0.25 micron Process Fabrication and Die Size
The first K7 chips will still be produced by AMD's Austin, Texas-based fab 25, which AMD promises will shift over to 0.18 micron process in the second half of '99, but AMD's new Dresden fab 30 in Germany is set to produce 0.18 micron K7's.

AMD showed off a 600MHz 0.25 micron CPU at CeBit, demonstrating that their 0.25 process could handle the higher frequencies. But, don't expect AMD to produce 0.25 micron parts for long. Moving the K7 from the 0.25 micron process die at a size of 184mm˛ to the 0.18 micron process will reduce the die size to a much smaller 104mm˛. AMD also hopes to move from aluminum interconnects to faster cooler copper technology later this year which should provide stability for speeds of 1GHz and maybe even higher. Yep, that's right folks, 1 GIGAHERTZ!  

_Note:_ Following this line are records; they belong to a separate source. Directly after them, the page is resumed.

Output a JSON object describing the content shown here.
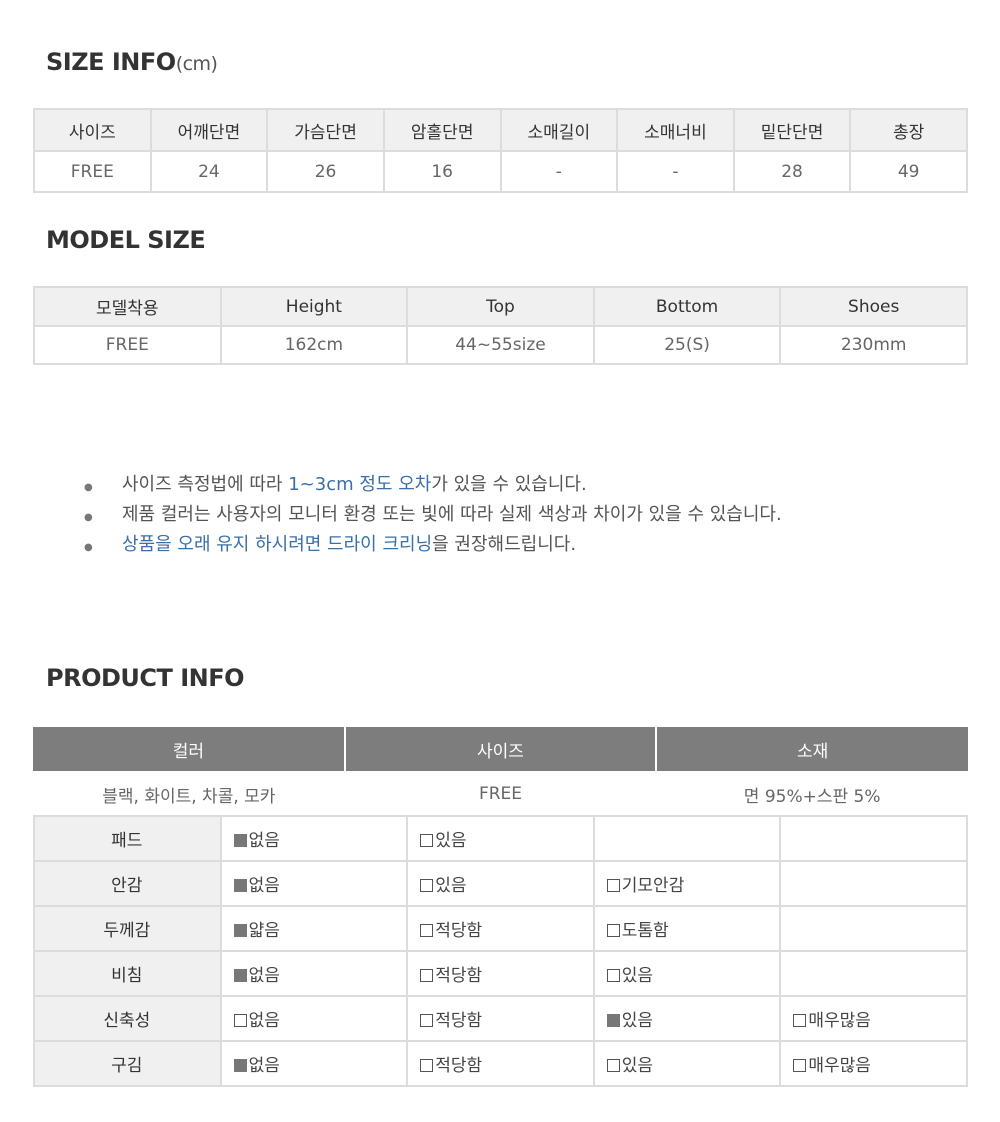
{
  "size_info": {
    "title": "SIZE INFO",
    "unit": "(cm)",
    "headers": [
      "사이즈",
      "어깨단면",
      "가슴단면",
      "암홀단면",
      "소매길이",
      "소매너비",
      "밑단단면",
      "총장"
    ],
    "values": [
      "FREE",
      "24",
      "26",
      "16",
      "-",
      "-",
      "28",
      "49"
    ]
  },
  "model_size": {
    "title": "MODEL SIZE",
    "headers": [
      "모델착용",
      "Height",
      "Top",
      "Bottom",
      "Shoes"
    ],
    "values": [
      "FREE",
      "162cm",
      "44~55size",
      "25(S)",
      "230mm"
    ]
  },
  "notes": [
    {
      "pre": "사이즈 측정법에 따라 ",
      "hl": "1~3cm 정도 오차",
      "post": "가 있을 수 있습니다."
    },
    {
      "pre": "제품 컬러는 사용자의 모니터 환경 또는 빛에 따라 실제 색상과 차이가 있을 수 있습니다.",
      "hl": "",
      "post": ""
    },
    {
      "pre": "",
      "hl": "상품을 오래 유지 하시려면 드라이 크리닝",
      "post": "을 권장해드립니다."
    }
  ],
  "accent_color": "#3a6fa8",
  "product_info": {
    "title": "PRODUCT INFO",
    "headers": [
      "컬러",
      "사이즈",
      "소재"
    ],
    "values": [
      "블랙, 화이트, 차콜, 모카",
      "FREE",
      "면 95%+스판 5%"
    ],
    "rows": [
      {
        "label": "패드",
        "options": [
          {
            "text": "없음",
            "checked": true
          },
          {
            "text": "있음",
            "checked": false
          }
        ]
      },
      {
        "label": "안감",
        "options": [
          {
            "text": "없음",
            "checked": true
          },
          {
            "text": "있음",
            "checked": false
          },
          {
            "text": "기모안감",
            "checked": false
          }
        ]
      },
      {
        "label": "두께감",
        "options": [
          {
            "text": "얇음",
            "checked": true
          },
          {
            "text": "적당함",
            "checked": false
          },
          {
            "text": "도톰함",
            "checked": false
          }
        ]
      },
      {
        "label": "비침",
        "options": [
          {
            "text": "없음",
            "checked": true
          },
          {
            "text": "적당함",
            "checked": false
          },
          {
            "text": "있음",
            "checked": false
          }
        ]
      },
      {
        "label": "신축성",
        "options": [
          {
            "text": "없음",
            "checked": false
          },
          {
            "text": "적당함",
            "checked": false
          },
          {
            "text": "있음",
            "checked": true
          },
          {
            "text": "매우많음",
            "checked": false
          }
        ]
      },
      {
        "label": "구김",
        "options": [
          {
            "text": "없음",
            "checked": true
          },
          {
            "text": "적당함",
            "checked": false
          },
          {
            "text": "있음",
            "checked": false
          },
          {
            "text": "매우많음",
            "checked": false
          }
        ]
      }
    ]
  }
}
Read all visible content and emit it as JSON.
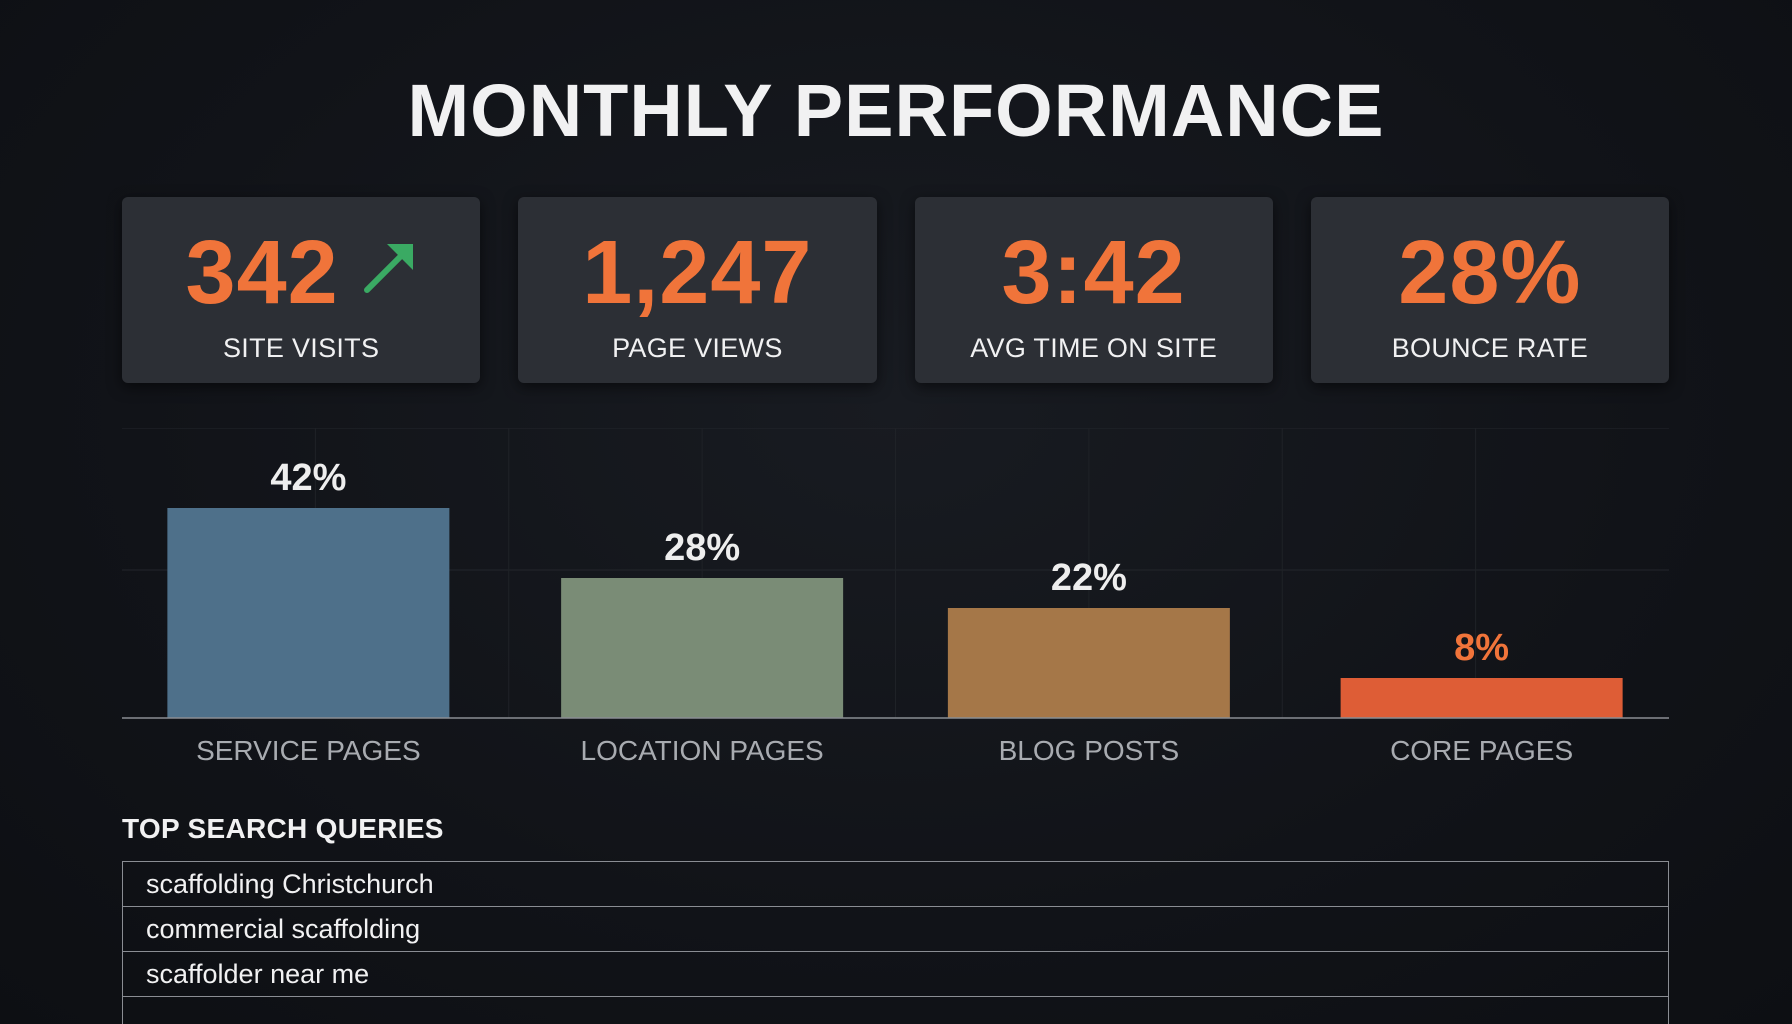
{
  "title": "MONTHLY PERFORMANCE",
  "kpis": [
    {
      "value": "342",
      "label": "SITE VISITS",
      "trend_icon": "trend-up-arrow-icon",
      "trend_color": "#3aaa63"
    },
    {
      "value": "1,247",
      "label": "PAGE VIEWS"
    },
    {
      "value": "3:42",
      "label": "AVG TIME ON SITE"
    },
    {
      "value": "28%",
      "label": "BOUNCE RATE"
    }
  ],
  "colors": {
    "accent": "#f0743a",
    "card_bg": "#2c2f35",
    "background": "#111318",
    "trend_up": "#3aaa63"
  },
  "chart_data": {
    "type": "bar",
    "categories": [
      "SERVICE PAGES",
      "LOCATION PAGES",
      "BLOG POSTS",
      "CORE PAGES"
    ],
    "values": [
      42,
      28,
      22,
      8
    ],
    "value_labels": [
      "42%",
      "28%",
      "22%",
      "8%"
    ],
    "colors": [
      "#4e708a",
      "#7a8c76",
      "#a57748",
      "#de5d36"
    ],
    "label_colors": [
      "#eeeeee",
      "#eeeeee",
      "#eeeeee",
      "#f0743a"
    ],
    "title": "",
    "xlabel": "",
    "ylabel": "",
    "ylim": [
      0,
      42
    ],
    "grid": true,
    "legend": "none"
  },
  "queries": {
    "title": "TOP SEARCH QUERIES",
    "rows": [
      "scaffolding Christchurch",
      "commercial scaffolding",
      "scaffolder near me",
      ""
    ]
  }
}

At 184mm˛, the 0.25 micron K7 die is bigger than the PIII, and die size can hold a direct relationship with the pure speed of the CPU. Larger die chips require more power to run efficiently and power increases tend to increase heat which tends to decrease performance.

The large die size presents a few logistical problems as well. Increased die size means fewer chips per wafer and lower yields that will no doubt result in initially higher cost to the consumer. Once the Dresden fab ramps up, the prices should drop as production increases. This should hopefully put the K7 into the mainstream buyers market before Christmas.